A future post will consider that topic. It’s not pretty.

9 thoughts on “UGLINESS INSIDE THE AM LAW 100 — PART I

  1. Massively disproportionate income distribution, concentrated at the top. Gee, that sounds a lot like Corporate America, where obscene greed has been institutionalized and, at least among the beneficiaries, celebrated.

  2. BigLaw has only two choices as I see it:

    1. Keep tuning the current business model: steer towards higher margin work (almost all firms chasing the same puck), reduce fixed costs (out-source, flexi-attorneys, lean, etc) and/or reduce equity points sharing the pie. Logic suggests these only buy time and slow down an inexorable decline in PPP (boiled frog style).

    2. Invent or adopt new business models. Experience suggests Christiansen’s innovator’s dilemma will prevent (almost) all firms from trying this path.

    It’s not pretty, as you say.

    • George,
      In early 2009, when firms began their draconian cost-cutting, I was reminded of the old poster of the predatory food chain, illustrated by a series of increasingly larger fish simultaneously poised to devour the smaller fish in front of it. I thought then that it was an apt metaphor for the crude price-based competition that firms embraced when faced for the first time with a shrinking demand pie and increasing supply competition. Each law firm tier was vulnerable to a price-based attack on their soft underbelly by firms below them.

      The problem was that the firms at the top had nobody above them to cannibalize, and also had the highest and most intractable human+facility costs. That caused me to predict that within five years, 25% of the AmLaw 100 would no longer exist as then constituted, i.e., they’d either have failed or merged. It’s starting to look like the only thing wrong with that prediction was the time line. It’s taking longer, but I’ll agree with your description, “inexorable.”

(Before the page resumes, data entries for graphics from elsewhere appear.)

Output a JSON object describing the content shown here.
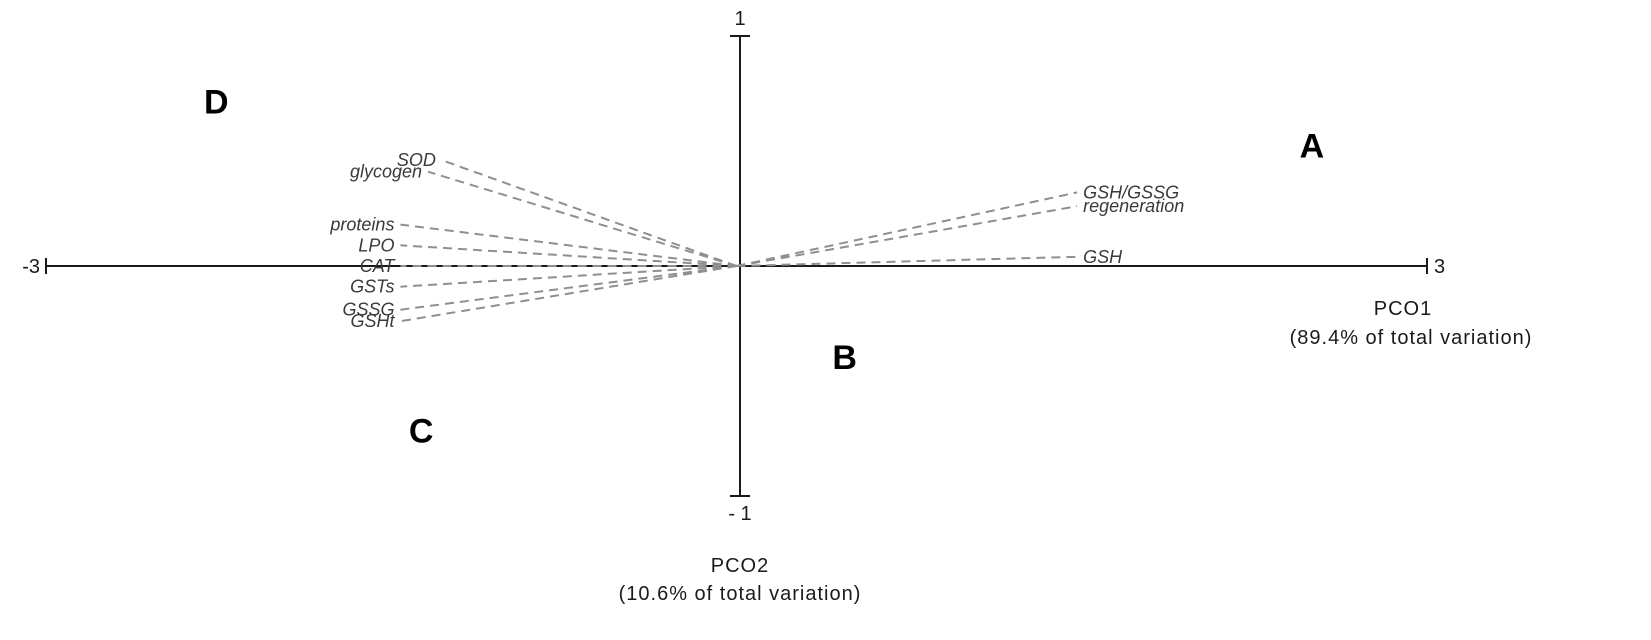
{
  "chart_data": {
    "type": "scatter",
    "subtype": "PCO biplot",
    "xlabel": "PCO1",
    "xlabel_sub": "(89.4% of total variation)",
    "ylabel": "PCO2",
    "ylabel_sub": "(10.6% of total variation)",
    "xlim": [
      -3,
      3
    ],
    "ylim": [
      -1,
      1
    ],
    "x_tick_labels": [
      "-3",
      "3"
    ],
    "y_tick_labels": [
      "1",
      "- 1"
    ],
    "grid": false,
    "group_labels": [
      {
        "name": "A",
        "x": 2.5,
        "y": 0.52
      },
      {
        "name": "B",
        "x": 0.47,
        "y": -0.4
      },
      {
        "name": "C",
        "x": -1.37,
        "y": -0.72
      },
      {
        "name": "D",
        "x": -2.26,
        "y": 0.71
      }
    ],
    "vectors": [
      {
        "name": "SOD",
        "x": -1.28,
        "y": 0.46
      },
      {
        "name": "glycogen",
        "x": -1.34,
        "y": 0.41
      },
      {
        "name": "proteins",
        "x": -1.46,
        "y": 0.18
      },
      {
        "name": "LPO",
        "x": -1.46,
        "y": 0.09
      },
      {
        "name": "CAT",
        "x": -1.46,
        "y": 0.0
      },
      {
        "name": "GSTs",
        "x": -1.46,
        "y": -0.09
      },
      {
        "name": "GSSG",
        "x": -1.46,
        "y": -0.19
      },
      {
        "name": "GSHt",
        "x": -1.46,
        "y": -0.24
      },
      {
        "name": "GSH/GSSG",
        "x": 1.48,
        "y": 0.32
      },
      {
        "name": "regeneration",
        "x": 1.48,
        "y": 0.26
      },
      {
        "name": "GSH",
        "x": 1.48,
        "y": 0.04
      }
    ]
  }
}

  3. Thanks Mike. Our modelling of and scenarios for Australian BigLaw firms indicates PPP halved within 10 years. My knowledge of US and UK firms suggests they are no different. And look to New Zealand to see the slide now clearly visible – and accepted by most of the large firms and irreversible.

  4. To the extent you can, please use your contacts to reveal the internal pay spreads of various firms. Which firms are still relatively evenly distributed (4:1 or 3:1)?

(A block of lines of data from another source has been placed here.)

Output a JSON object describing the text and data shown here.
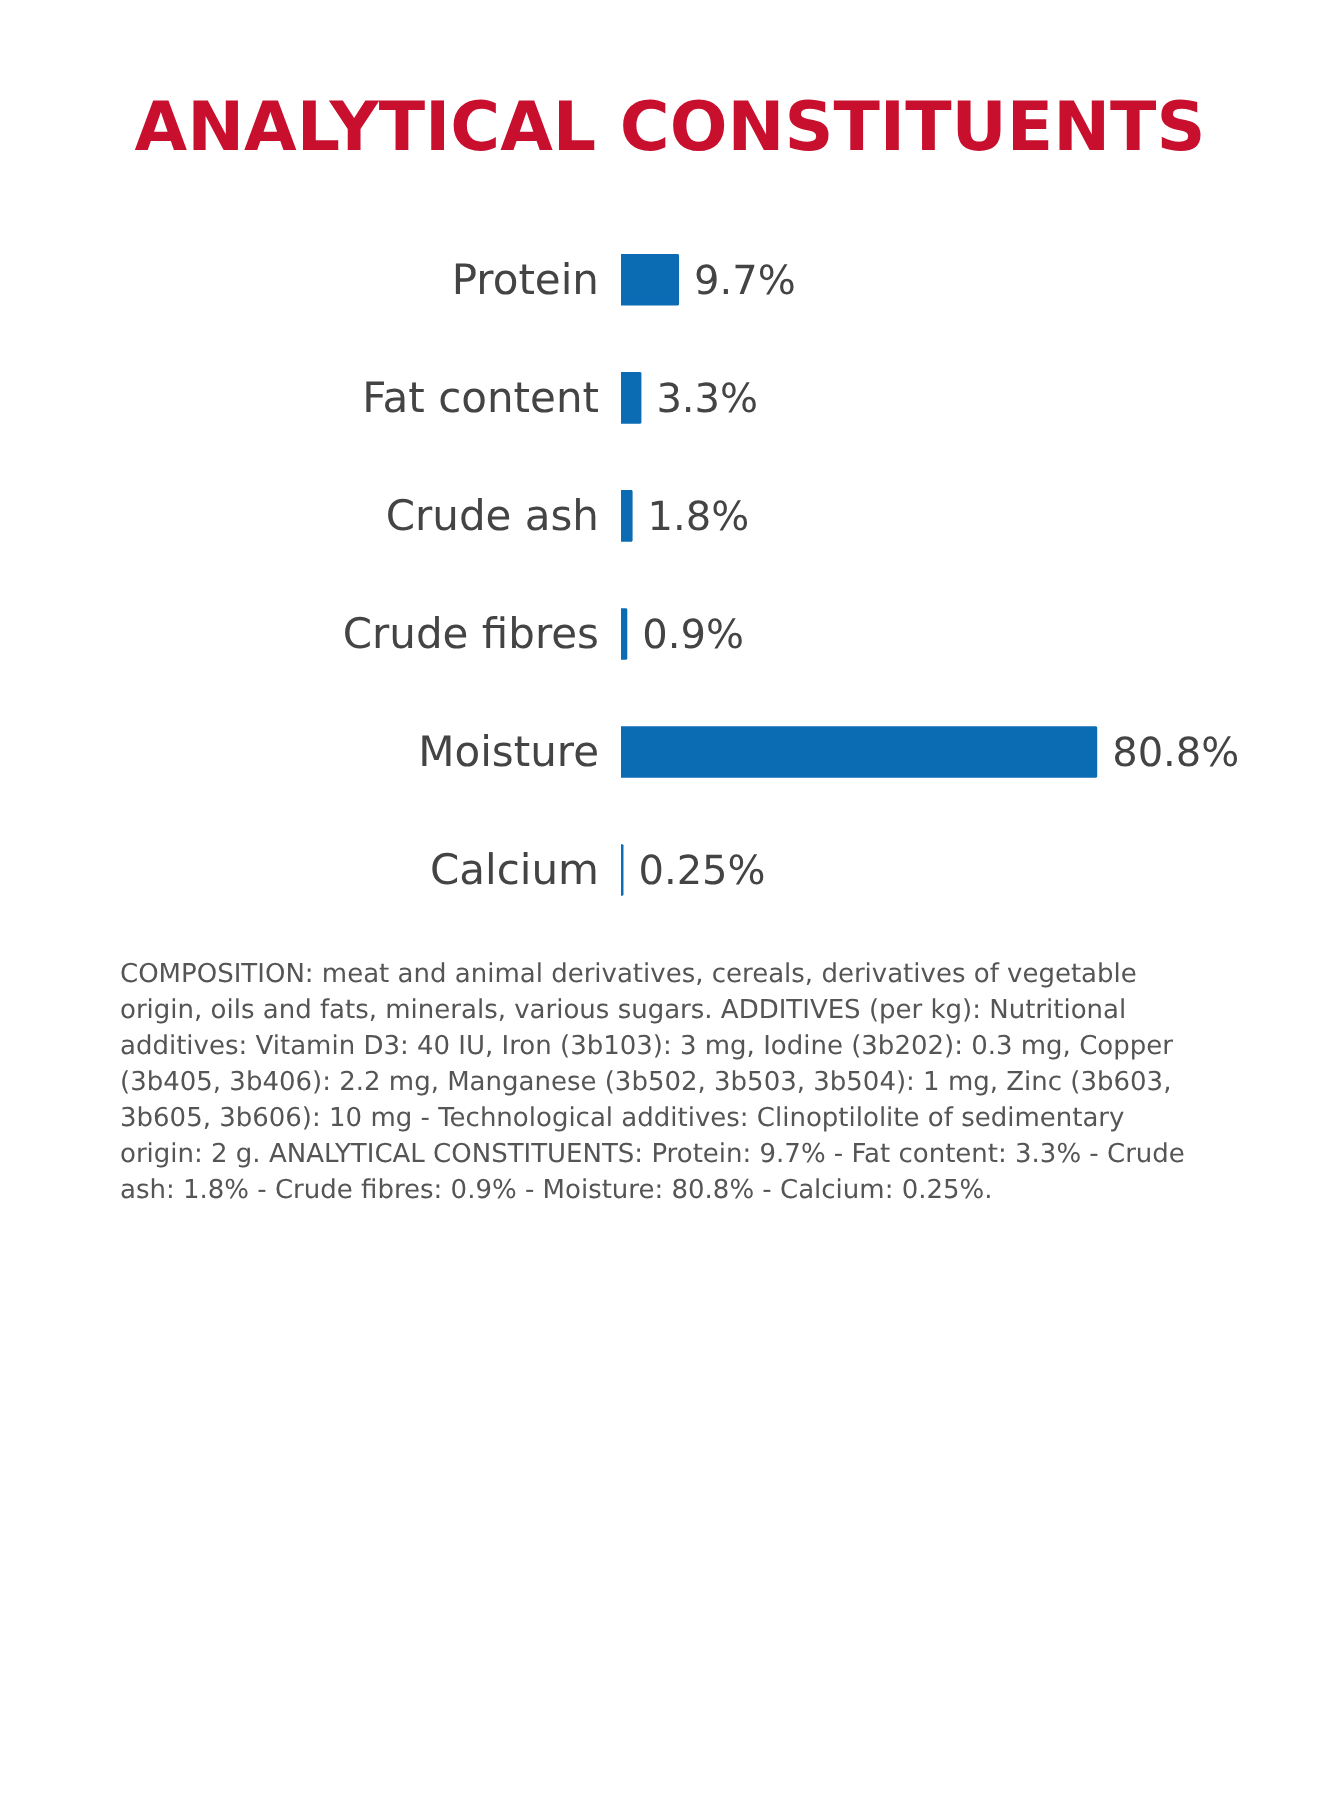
{
  "chart_data": {
    "type": "bar",
    "orientation": "horizontal",
    "title": "ANALYTICAL CONSTITUENTS",
    "categories": [
      "Protein",
      "Fat content",
      "Crude ash",
      "Crude fibres",
      "Moisture",
      "Calcium"
    ],
    "values": [
      9.7,
      3.3,
      1.8,
      0.9,
      80.8,
      0.25
    ],
    "value_labels": [
      "9.7%",
      "3.3%",
      "1.8%",
      "0.9%",
      "80.8%",
      "0.25%"
    ],
    "color": "#0b6bb3",
    "tick_labels": "y",
    "grid": false,
    "annotations": [
      "COMPOSITION: meat and animal derivatives, cereals, derivatives of vegetable origin, oils and fats, minerals, various sugars. ADDITIVES (per kg): Nutritional additives: Vitamin D3: 40 IU, Iron (3b103): 3 mg, Iodine (3b202): 0.3 mg, Copper (3b405, 3b406): 2.2 mg, Manganese (3b502, 3b503, 3b504): 1 mg, Zinc (3b603, 3b605, 3b606): 10 mg - Technological additives: Clinoptilolite of sedimentary origin: 2 g. ANALYTICAL CONSTITUENTS: Protein: 9.7% - Fat content: 3.3% - Crude ash: 1.8% - Crude fibres: 0.9% - Moisture: 80.8% - Calcium: 0.25%."
    ]
  }
}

  5. “Focus on clients”. A very good idea. To what extent is that considered in the partner compensation review process of the average large national or international firm?

  6. The UK is I think in a similar position to the US and indeed Australia too. I think we will soon see some massive realignments take place whereby the mighty will be forced to recut their cloth so they can survive in this changing landscape.